Washington D.C., Jan 5, 2011 / 22:43 pm
The new president of the U.S. Catholic bishops' conference, Archbishop Timothy Dolan, announced Jan. 5 that he appointed Bishop Salvatore Cordileone of Oakland, California as chairman of the conference's Ad Hoc Committee for the Defense of Marriage.
Bishop Cordileone succeeds Archbishop Joseph Kurtz of Louisville, Kentucky, who was elected vice president of the conference at the bishops' assembly in Baltimore this past November.
“I am grateful for the leadership of Archbishop Kurtz and humbled by this opportunity to serve the bishops of the United States, the Church and our country on this most vital and defining issue of our day,” Bishop Cordileone said.
“Marriage and the family are the essential coordinates for society. How well we as a society protect and promote marriage and the family is the measure of how well we stand for the inviolable dignity and good of every individual in our society, without exception.”

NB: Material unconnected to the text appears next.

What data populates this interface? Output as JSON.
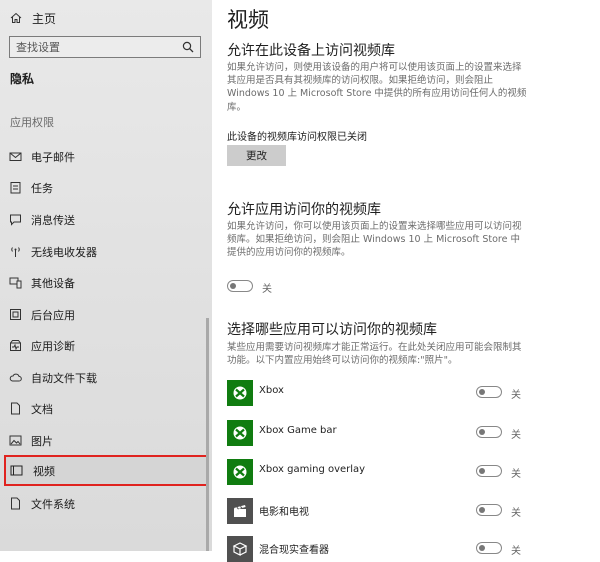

Bishop Cordileone also serves as a member of the bishops' Committee on Canonical Affairs and Church Governance.
During his time as the Bishop of Oakland he has worked to preserve the traditional definition of marriage. His work has been high profile because of the adoption of Proposition 8—the successful ballot initiative that defined marriage as being between one man and one woman—and subsequent legal efforts to overturn it.
“The consequences for our future – especially that of our nation’s children – cannot be greater and must not be ignored,” Bishop Cordileone said on Jan. 5.
The Ad Hoc Committee was founded in 2008 with the help of the fraternal Catholic organization the Knights of Columbus. At the bishops' 2010 fall meeting, former conference president Cardinal Francis George of Chicago said that the Defense of Marriage group would move into a subcommittee under the bishops’ Committee on Laity, Marriage, Family Life and Youth during the first half of 2011.